Review ... Aztec Duro Tent

Note:

Having just received the tent this review is purely based on first impressions and setting it up in my garden.

When I have used it on a trip I will add any further comments.

Out of the Box

Initial impressions are that the tent is quite heavy.

On kitchen scales I got the following stats:

  • Gross weight of packed tent 4225g

The pack consists of:

  • Flysheet (with 12 guy ropes attached) 1685g
  • Inner tent 950g
  • 24 Aluminium pegs (plus sack) 410g
  • 4 Aluminium poles (plus repair kit & sack) 890g
  • Compression sack 90g
Note the size 8.5 boot for comparison
Yes I know the weights don't add up - but isn't that the nature of packing. The final package always seems to weigh more than the individual components !!!!

Setting up the tent

The tent pitches fly first. The poles are fed into the continuous mesh sleeves and then the ends of the poles are popped over the metal loops and pins at the edge of the flysheet. The shape of the fly is formed by 4 webbing straps under the tent which define the geometry of the poles' curves.

Threading the poles can be a little irritating as they tend to catch on the mesh, but I presume mesh has been used as it allows water to run off more efficiently.
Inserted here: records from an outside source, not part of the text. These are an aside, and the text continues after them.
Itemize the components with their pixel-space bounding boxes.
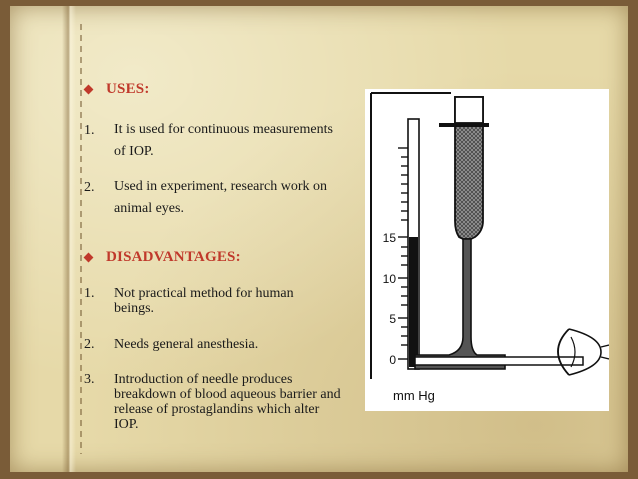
reservoir-air-space [455,97,483,123]
uses-heading-text: USES: [106,81,150,97]
needle-tube [415,357,583,365]
scale-fluid-column [409,237,418,367]
item-text: Introduction of needle produces breakdown of blood aqueous barrier and release of prostaglandins which alter IOP. [114,372,341,432]
disadvantages-heading-text: DISADVANTAGES: [106,249,241,265]
item-number: 1. [84,286,95,301]
item-number: 1. [84,123,95,138]
uses-heading [84,81,150,98]
diamond-bullet-icon [84,83,94,97]
uses-item-1 [84,123,346,163]
scale-label-10: 10 [382,272,396,286]
manometer-diagram [365,89,609,411]
disadvantages-item-3 [84,372,342,432]
manometer-illustration [365,89,609,411]
item-number: 3. [84,372,95,387]
scale-label-15: 15 [382,231,396,245]
unit-label: mm Hg [393,388,435,403]
disadvantages-item-1 [84,286,302,316]
optic-nerve [601,345,609,359]
item-text: Used in experiment, research work on animal eyes. [114,179,328,216]
scale-ticks [398,148,408,359]
eye-cornea [558,329,569,375]
disadvantages-heading [84,249,241,266]
item-text: Needs general anesthesia. [114,337,259,352]
item-text: It is used for continuous measurements of IOP. [114,122,333,159]
scale-label-5: 5 [389,312,396,326]
scale-label-0: 0 [389,353,396,367]
eye-globe [569,329,601,375]
item-number: 2. [84,180,95,195]
item-text: Not practical method for human beings. [114,286,294,316]
disadvantages-item-2 [84,337,346,352]
uses-item-2 [84,180,346,220]
item-number: 2. [84,337,95,352]
connecting-tube [415,239,505,369]
diamond-bullet-icon [84,251,94,265]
Also there is no tensioning system on the poles and straps which means that you need a reasonable amount of strength to get the pins in the holes. Children would find this quite difficult.

Once the poles have been threaded and clipped the outer tent can be pegged down. There are 12 pegging points around the flysheet and 12 guy ropes.

4 of the guy ropes are attached to poles rather than tent fabric (via brass rings on the mesh sleeving) which gives a strong and stable structure.

The flysheet itself looks very strong and heavyweight and is made of ripstop nylon.

Once the outer tent is up and pegged down the inner tent is clipped to the fly via small plastic rings and toggles. This is effective and they look strong enough for the job. However there are a lot of clips and it does take a few minutes!

The final stage is the 4 corners of the ground sheet are clipped to the fly using fastex buckles which can then be tightened. There are no pegs for the inner tent but it seems to form a good tight shape with no evidence of sagging material. The only thing I would like is for the ground sheet to pull a little tighter.

Doors, Cooking and Storage

There are two doors, with four way opening.

Both sides open

Roll down doors

Roll up doors

Attention to detail in the doors is good.

The outer doors are attached by a velcro strip under the storm flap. There is a mesh vent (see left) under the storm flap for ventilation when cooking and to cut down on condensation.

The zips run freely, and are covered by storm flaps (held in place by 3 velcro patches).

A nice touch is that the bottom of each zip has a metal hook and eye so that the zip is not strained when doing it up under tension. It also makes it easier for the user.

Inner doors are double doors (with bug netting). They are well designed in that the zip opens in a circular motion leaving the door attached at the side. There is a small pocket with toggle into which the door can be rolled. Very neat (see left).

There is adequate storage space at each end of the tent but cooking space is somewhat limited as the inner door slopes and takes up some of the porch space. This is easily solved as the inner tent can simply be detached from the outer to increase cooking space.

There are mesh pockets in the four corners of the inner tent (see picture)

Conclusions

This is a nicely made and sturdy tent. Main advantages are:
  • Price
  • Twenty four pegs mean it isn't going anywhere and the materials look strong and durable.
  • Stitching is good and there are lots of nice little touches.
  • The outer tent can be pitched quickly as a stable emergency shelter or for a lunch break.

Inevitably there are a few niggles:

  • Weight is quite high; but no heavier than the Quasar. The fly and inner can be left connected together and is then a heavy combination for one person.
  • Poles catch on the mesh sleeves
  • Lots of toggles to do up - but I suspect this will get much quicker with practice. (This is a necessary evil anyway as in a fly first tent - which is a good idea - the inner has to be attached in lots of places)
  • The roll up door only has one toggle to hold the roll in place and then the elastic is a bit short.

All in all I think the strengths outweigh the niggles by a long way. If you want a 2 person mountain tent then this is seriously worth considering.

Finally I have owned an Aztec Greenland for a number of years (which is their previous model of mountain tent). It has stood up to serious abuse by the weather and the only damage sustained is a slight tear to the snow skirt and a cracked pole joint. Both were sustained in a full on storm on Skye with up to force 9 winds. Most of the tents on the site were demolished (including Vango Force 10s)  but mine stood up to the punishment well and is the main reason I am now prepared to try another Aztec model.